Karena itulah tiap temanku bilang kalau rasa cintanya tak sampai, aku akan menampar mereka bolak-balik dan menasihati mereka agar berhenti mengeluh dan mulai melakukan sesuatu untuk merubahnya.
Jadi bisa dibilang, aku selalu berpikir positif dalam soal cinta. Aku yakin jika kita berusaha, cinta kita pasti bisa sampai.
“Sungguh kata-kata hebat dari orang yang jomblo sepanjang hidupnya,” sindir Fuad mendengar pidatoku.
“Hei, ini bukan sekedar pidato. Akan kubuktikan di hari Valentine ini,” kataku membela diri. “Masa-masa sendirian ini akan berakhir sebentar lagi!”
Fuad bertepuk tangan mengejek, “Wow, hebat. Siapa cewek sial yang kau incar kali ini?”
“Rahasia ah. Nanti kau lihat aja sendiri kalau udah jadian. Kau sendiri bagaimana?”
“Apanya?”
“Apa lagi, rencana buat Valentine dong.”
Fuad malah menaruh tangannya di bahuku, menggeleng-gelengkan kepalanya seperti orang bijaksana, “Dengar ya Ammar, kita harus terus memberi cinta tiap harinya. Tidak perlu di hari tertentu.”
“Apa itu berarti. . . kau tidak punya rencana dan akan menghabiskan seharian dengan main game?”
“Ya kurang lebih.” Kami lalu saling tos dan dia pergi keluar kelas duluan. Aku sendiri masih membereskan buku yang berserakan di meja.
Kulirik meja di bagian paling depan. Clara masih ada di sana. Aku tidak ingin mengakui pada Fuad kalau sudah lama dia mencuri hatiku. Kami sering mengejek Clara yang berbeda dengan cewek lainnya. Dia tidak feminim dan juga tidak suka belanja, justru dia agak tomboi dengan kebiasannya yang suka main basket dan game itu.

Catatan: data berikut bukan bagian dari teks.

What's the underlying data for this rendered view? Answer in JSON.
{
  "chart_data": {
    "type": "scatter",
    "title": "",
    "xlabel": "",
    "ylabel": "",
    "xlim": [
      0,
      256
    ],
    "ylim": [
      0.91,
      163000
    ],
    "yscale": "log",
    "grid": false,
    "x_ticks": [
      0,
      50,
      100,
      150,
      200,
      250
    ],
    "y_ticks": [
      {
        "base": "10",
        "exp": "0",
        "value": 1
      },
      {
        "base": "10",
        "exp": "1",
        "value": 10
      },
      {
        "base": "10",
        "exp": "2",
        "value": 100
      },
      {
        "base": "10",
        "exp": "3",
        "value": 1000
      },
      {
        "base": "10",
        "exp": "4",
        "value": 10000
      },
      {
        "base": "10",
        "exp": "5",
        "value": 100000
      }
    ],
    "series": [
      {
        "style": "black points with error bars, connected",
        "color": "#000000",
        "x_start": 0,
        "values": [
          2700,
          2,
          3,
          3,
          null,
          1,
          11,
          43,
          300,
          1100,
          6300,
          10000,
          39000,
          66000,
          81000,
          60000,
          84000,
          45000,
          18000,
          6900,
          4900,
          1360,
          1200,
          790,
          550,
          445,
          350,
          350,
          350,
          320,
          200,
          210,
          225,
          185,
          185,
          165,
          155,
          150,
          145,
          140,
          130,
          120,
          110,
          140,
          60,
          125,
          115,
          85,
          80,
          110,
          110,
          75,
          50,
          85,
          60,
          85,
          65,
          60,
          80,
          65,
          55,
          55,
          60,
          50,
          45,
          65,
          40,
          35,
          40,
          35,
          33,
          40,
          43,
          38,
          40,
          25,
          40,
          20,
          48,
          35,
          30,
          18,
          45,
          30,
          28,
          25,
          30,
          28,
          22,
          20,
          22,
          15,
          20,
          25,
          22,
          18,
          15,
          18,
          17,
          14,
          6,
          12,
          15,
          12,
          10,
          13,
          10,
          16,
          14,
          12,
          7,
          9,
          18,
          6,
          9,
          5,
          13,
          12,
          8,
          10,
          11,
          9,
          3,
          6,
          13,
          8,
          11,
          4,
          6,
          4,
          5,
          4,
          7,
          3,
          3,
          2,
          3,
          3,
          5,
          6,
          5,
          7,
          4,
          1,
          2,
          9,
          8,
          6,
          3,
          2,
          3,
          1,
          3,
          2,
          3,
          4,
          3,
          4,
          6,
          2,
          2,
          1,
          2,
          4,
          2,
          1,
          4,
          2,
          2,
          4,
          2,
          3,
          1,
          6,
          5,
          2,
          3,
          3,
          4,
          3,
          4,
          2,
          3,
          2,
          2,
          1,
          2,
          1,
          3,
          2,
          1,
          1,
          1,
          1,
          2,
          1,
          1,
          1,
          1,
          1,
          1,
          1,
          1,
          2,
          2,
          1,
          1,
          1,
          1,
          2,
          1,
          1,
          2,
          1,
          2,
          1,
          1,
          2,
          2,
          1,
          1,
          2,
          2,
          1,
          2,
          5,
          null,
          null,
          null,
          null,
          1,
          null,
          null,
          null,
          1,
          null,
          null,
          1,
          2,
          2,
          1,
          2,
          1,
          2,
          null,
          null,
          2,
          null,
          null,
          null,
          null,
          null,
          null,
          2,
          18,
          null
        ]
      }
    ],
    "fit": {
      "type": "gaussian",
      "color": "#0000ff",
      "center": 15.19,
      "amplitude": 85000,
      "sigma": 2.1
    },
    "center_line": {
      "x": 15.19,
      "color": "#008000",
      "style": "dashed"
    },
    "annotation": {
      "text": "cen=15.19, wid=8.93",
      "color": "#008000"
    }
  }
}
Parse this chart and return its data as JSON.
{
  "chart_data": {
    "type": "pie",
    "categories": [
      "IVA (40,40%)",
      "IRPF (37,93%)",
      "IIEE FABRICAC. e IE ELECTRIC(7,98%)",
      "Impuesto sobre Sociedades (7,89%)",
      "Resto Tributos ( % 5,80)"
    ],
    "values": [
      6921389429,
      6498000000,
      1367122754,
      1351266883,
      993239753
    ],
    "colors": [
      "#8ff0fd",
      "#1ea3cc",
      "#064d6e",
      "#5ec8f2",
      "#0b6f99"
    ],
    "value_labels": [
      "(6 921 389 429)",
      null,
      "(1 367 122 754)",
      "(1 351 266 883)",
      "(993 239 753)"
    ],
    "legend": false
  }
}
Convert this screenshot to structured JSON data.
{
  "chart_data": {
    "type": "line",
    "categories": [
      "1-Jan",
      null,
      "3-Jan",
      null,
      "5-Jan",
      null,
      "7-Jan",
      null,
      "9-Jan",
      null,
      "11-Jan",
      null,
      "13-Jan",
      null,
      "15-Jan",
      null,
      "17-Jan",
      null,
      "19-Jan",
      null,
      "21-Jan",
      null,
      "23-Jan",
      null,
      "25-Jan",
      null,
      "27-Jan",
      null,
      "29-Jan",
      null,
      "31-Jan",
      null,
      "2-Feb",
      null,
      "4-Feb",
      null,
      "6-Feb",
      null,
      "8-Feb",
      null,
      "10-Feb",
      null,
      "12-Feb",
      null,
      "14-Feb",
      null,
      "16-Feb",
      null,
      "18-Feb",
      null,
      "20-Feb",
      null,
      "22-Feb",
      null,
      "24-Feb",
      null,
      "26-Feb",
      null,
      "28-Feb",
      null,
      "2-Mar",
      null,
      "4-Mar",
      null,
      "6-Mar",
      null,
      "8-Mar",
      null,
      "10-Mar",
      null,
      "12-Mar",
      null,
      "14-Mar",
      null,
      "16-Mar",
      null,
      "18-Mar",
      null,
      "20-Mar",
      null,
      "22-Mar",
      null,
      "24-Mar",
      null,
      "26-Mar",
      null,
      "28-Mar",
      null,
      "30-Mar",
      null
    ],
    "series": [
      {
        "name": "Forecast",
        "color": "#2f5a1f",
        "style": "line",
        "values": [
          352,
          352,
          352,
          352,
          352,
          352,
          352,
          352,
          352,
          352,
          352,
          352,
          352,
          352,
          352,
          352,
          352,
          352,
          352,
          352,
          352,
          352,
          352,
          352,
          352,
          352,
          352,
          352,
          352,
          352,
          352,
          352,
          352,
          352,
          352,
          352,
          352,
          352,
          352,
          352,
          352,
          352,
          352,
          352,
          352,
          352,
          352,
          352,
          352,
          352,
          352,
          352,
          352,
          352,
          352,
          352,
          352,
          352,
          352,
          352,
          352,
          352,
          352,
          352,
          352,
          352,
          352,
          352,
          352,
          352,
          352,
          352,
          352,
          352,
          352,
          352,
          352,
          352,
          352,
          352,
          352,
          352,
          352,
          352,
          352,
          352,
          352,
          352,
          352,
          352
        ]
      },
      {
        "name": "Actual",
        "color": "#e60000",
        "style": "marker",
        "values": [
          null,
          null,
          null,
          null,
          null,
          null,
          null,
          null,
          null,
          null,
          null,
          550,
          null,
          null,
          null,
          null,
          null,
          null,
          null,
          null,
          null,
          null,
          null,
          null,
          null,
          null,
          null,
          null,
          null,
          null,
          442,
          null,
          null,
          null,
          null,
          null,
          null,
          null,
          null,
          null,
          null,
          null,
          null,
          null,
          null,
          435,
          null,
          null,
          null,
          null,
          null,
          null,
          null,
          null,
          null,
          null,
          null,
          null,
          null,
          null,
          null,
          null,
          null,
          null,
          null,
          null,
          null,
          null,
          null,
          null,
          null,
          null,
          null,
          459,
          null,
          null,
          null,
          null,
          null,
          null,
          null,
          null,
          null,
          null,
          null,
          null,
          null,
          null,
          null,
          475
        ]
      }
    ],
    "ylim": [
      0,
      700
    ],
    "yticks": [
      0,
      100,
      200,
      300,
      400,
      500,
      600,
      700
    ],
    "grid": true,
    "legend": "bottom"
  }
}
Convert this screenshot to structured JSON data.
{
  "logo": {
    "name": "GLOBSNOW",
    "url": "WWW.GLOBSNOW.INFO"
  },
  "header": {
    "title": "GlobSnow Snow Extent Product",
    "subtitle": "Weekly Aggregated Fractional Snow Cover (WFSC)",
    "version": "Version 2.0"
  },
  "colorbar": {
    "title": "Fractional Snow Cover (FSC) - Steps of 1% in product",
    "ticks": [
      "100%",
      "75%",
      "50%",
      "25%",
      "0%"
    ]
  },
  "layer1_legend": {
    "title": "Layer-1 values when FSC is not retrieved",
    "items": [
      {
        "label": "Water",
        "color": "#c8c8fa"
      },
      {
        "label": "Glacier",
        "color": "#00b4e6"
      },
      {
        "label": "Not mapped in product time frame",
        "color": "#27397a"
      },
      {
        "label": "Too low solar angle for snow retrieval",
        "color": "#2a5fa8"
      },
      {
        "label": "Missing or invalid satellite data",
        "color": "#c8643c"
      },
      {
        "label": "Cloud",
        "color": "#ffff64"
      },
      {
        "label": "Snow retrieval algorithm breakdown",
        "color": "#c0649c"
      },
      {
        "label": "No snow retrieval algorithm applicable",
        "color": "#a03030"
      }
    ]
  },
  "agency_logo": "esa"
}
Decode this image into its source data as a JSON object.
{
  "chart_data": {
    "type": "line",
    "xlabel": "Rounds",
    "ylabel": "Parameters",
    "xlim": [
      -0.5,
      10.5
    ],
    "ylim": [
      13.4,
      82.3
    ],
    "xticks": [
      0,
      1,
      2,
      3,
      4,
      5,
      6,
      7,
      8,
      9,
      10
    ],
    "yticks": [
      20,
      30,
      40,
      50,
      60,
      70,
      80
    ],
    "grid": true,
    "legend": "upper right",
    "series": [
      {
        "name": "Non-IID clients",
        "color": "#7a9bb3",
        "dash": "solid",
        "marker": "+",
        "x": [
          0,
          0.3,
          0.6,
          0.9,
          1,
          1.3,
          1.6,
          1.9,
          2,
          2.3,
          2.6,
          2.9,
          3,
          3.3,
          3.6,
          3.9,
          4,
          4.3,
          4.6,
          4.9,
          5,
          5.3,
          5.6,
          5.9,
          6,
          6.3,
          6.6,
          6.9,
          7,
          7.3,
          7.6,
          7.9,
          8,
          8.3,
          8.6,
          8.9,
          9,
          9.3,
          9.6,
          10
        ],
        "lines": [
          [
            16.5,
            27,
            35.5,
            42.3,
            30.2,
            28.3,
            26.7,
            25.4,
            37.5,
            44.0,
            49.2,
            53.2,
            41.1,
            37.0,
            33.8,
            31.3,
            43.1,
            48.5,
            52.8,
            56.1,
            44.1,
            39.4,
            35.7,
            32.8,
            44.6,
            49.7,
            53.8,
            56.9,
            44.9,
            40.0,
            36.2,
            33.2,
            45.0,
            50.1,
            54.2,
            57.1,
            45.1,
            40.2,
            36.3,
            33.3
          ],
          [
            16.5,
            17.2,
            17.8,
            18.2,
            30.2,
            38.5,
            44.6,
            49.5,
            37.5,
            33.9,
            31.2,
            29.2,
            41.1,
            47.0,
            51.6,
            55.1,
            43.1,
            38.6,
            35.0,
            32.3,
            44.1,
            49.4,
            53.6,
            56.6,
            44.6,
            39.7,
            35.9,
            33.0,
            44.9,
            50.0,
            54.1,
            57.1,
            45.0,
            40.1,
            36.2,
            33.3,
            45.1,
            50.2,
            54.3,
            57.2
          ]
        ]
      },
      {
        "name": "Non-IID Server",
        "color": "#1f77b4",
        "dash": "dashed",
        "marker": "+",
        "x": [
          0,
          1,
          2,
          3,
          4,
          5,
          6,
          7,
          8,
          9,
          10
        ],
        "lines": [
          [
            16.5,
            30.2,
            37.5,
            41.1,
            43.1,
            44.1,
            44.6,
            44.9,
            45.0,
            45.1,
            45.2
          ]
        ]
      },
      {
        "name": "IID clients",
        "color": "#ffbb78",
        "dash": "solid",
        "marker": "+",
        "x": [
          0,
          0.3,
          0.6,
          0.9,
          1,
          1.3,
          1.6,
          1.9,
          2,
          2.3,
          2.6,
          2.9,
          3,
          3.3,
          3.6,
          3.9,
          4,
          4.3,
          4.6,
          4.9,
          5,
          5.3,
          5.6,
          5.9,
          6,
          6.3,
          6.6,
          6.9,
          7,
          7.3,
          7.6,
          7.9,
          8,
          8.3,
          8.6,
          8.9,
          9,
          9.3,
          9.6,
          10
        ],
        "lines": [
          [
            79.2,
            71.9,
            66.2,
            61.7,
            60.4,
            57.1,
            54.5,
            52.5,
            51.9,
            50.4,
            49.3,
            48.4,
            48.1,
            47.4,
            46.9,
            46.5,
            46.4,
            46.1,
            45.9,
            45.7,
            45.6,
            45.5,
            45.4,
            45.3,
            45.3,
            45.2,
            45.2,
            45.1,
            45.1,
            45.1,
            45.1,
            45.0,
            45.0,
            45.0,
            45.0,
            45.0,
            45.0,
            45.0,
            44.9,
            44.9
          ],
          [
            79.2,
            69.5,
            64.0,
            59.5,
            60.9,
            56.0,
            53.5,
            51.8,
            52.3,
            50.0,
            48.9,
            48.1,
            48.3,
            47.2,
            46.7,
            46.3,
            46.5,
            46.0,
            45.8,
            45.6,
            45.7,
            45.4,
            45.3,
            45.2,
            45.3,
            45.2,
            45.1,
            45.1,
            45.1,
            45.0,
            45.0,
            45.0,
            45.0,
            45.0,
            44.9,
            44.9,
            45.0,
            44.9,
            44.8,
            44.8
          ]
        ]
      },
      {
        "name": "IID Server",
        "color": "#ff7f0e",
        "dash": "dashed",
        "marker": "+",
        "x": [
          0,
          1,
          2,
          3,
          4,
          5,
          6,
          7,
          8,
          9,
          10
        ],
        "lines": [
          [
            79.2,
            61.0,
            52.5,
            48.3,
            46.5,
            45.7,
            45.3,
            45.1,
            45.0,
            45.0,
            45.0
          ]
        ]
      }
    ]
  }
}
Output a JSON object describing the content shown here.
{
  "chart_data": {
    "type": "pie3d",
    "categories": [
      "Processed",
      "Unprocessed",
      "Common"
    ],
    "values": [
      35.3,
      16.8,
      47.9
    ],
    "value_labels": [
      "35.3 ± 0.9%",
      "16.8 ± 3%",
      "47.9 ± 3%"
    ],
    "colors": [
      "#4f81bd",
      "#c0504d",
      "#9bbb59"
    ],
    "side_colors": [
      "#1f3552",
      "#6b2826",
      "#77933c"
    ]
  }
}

Karena itu juga, Clara bukanlah tipe cewek populer di sekolah kami. Dia disukai banyak cowok, tapi sebagai teman main, bukan sebagai pacar. Aku dan Fuad sering mengatakan kalau dia tidak akan punya pacar karena sifatnya itu. Clara terasa sangat cocok sebagai teman, rasanya mustahil jatuh cinta padanya.
Tentu saja aku salah.
Entah sejak kapan, aku merasa tidak enak jika dia tidak ada. Kalau dia absen karena sakit, pasti hari itu akan sangat membosankan bagiku. Lalu keesokan harinya saat bertemu dia lagi, perasaanku kembali cerah. Jika ngobrol dengannya, aku pasti lupa waktu dan enggan menyudahinya.
Awalnya aku mengira itu terjadi karena Clara adalah teman yang baik dan mempunyai hobi yang sama. Tapi kemudian aku menyadari kalau masalahnya tidak sesimpel itu. Lama-lama aku mulai memperhatikan perilakunya diam-diam, mengajak dia ngobrol kapanpun bisa dan hal-hal lain yang biasanya dilakukan seseorang yang ingin pedekate.
Aku pun harus mengakui perasaanku sendiri. Aku jatuh cinta padanya.
Jadi disinilah aku sekarang, duduk dengan gelisah seperti orang bodoh, menantikan saat yang tepat untuk mengajaknya pergi kencan. Aku merasa Valentine adalah saat yang tepat untuk menyatakan cinta. Memang sih dia tomboi, tapi cewek mana yang gak suka ditembak saat hari kasih sayang? (Ini teoriku sih).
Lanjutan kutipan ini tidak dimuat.